Lili, biliyorsun buraya gelmeyi kendim istedim. Derin mutsuzluğuyla ünlü bu yere gelip, söylenenlerin gerçekliğini kendi mutsuzluğumla karşılaştırarak doğrularım dedim. Duvarlarının inceliğinden diğer hastaların varlığını sık sık hissettiren bu yerde derin mutsuzluğu hissetmek mümkün değil. Uzun bağırma krizlerinin bitmesi için hiçbir şey yapılmıyor. Öksürük seslerine her gün bir yenisi ekleniyor. İnsan burada yalnız hissedemiyor. Yüreğimdeki oylum da hep benimle. Keşke diyorum bazen. Keşke zihnimdeki karmaşa ile bu oylum ortada buluşabilse. Birbirlerinden alıp birbirlerini iyileştirse. Ama biliyorsun iyileşmek imkansız. Çok düşünmek istemiyorsan, düşünememeye mahkum ediliyorsun. 
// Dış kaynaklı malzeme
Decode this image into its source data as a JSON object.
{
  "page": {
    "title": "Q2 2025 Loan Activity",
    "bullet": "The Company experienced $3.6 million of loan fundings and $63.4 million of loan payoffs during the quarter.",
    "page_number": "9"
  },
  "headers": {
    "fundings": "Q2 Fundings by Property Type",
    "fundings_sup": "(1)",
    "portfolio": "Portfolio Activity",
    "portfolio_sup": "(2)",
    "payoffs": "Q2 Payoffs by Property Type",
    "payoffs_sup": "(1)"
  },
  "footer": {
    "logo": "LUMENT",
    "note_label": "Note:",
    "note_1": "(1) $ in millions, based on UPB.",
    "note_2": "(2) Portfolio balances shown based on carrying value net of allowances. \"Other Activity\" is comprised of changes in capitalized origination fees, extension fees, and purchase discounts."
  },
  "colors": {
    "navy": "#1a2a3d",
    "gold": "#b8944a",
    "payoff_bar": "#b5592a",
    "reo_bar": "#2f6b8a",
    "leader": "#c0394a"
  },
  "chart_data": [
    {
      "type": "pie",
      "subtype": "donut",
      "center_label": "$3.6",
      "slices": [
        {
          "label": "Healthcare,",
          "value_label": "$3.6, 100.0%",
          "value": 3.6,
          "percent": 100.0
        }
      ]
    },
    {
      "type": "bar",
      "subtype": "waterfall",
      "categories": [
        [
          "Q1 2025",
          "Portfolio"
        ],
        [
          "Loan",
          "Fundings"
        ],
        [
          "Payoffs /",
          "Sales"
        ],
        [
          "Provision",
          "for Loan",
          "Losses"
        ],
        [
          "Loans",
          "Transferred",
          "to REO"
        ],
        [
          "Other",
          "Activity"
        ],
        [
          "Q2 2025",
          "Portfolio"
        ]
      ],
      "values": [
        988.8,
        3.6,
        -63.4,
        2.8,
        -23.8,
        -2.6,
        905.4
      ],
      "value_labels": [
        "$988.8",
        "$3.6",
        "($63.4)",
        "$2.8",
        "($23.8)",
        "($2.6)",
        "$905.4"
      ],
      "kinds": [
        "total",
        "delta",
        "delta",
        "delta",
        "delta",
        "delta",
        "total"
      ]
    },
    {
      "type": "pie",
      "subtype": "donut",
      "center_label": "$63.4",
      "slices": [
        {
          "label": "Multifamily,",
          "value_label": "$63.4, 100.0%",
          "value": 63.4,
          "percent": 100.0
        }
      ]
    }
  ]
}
Seni özledim Lili. Susarak kurduğun cümlelerini özledim. Hissetmediğin acıları dahi bilişini, gün batımına benzeyen gülüşünü ve bana olan inancını özledim. Burada sana ait bir şeyler var gibi Lili. Geldiğim ilk günden bu yana seni anımsatan bir şeyler var. Anlatmaya çalışayım. Biliyorsun ya ben uzunca yıllar evde hissetmeyi aradım. İnsan evde hissetmeyi ailesinden öğreniyor ve onlar sayesinde ait hissedememenin zorluklarını kavrıyor. Önce varlığına şükrediyorlar. Sonraysa varlığını eğip bükmeye uğraşıyorlar. Eğer şekil almıyorsan fazlalık gibi hissettirmeye başlıyorlar. Tüm hayatın boyunca kendine bile yük olacak kadar fazla hissediyorsun. Farkındalığı yüksek biriysen ki bu da seni yetiştirenler sayesinde gerçekleşiyor, genelde mutsuzluğa mahkum oluyorsun. Çarenin yeni bir ev olduğunu, bu evin bir mekandan çok hayatına aldığın insanlarla kurulu bir yaşam olduğunu varsayıyorsun. Ama bir şeyleri hep kaçırırız ya; büyük bir vazgeçişin ardından, hep daha iyisini arar oluyorsun. Zamanla arayıştan da vazgeçip hissizleştiriyorsun kendini. Ev aramak hep yürüdüğün o yolda açan çiçeklere benziyor işte. Üstüne basmak önemsizleşiyor bir yerden sonra. Sen o çiçeklerin açtığı ilk gün gibi hissettiriyorsun bana. Kışın bitişini haber veriyor renk getiriyorsun. Evde olmak da böyledir ya. Burası da seninle olmak gibi hissettiriyor bazı anlarda. İlaçların etkisiyle gelen huzura mı bağlamalıyım bunu yoksa çocukluğumu hatırlatan çiçekli yorganın desenlerine mi bilmiyorum. 

Çok eskiden konuşmuştuk hani, demiştin ki; bizler rüzgarın savurup durduğu kar taneleri gibiyiz. Erimek için süzülüyoruz. Rüzgar beni denize kadar getirdi Lili. Bazen hoyrat bir dalgadayım bazense gün ışığı görmeyen en kuytu yerlerdeyim. Ama biliyorum ben artık bu koca denizin hiç fark edilemeyecek bir parçasıyım.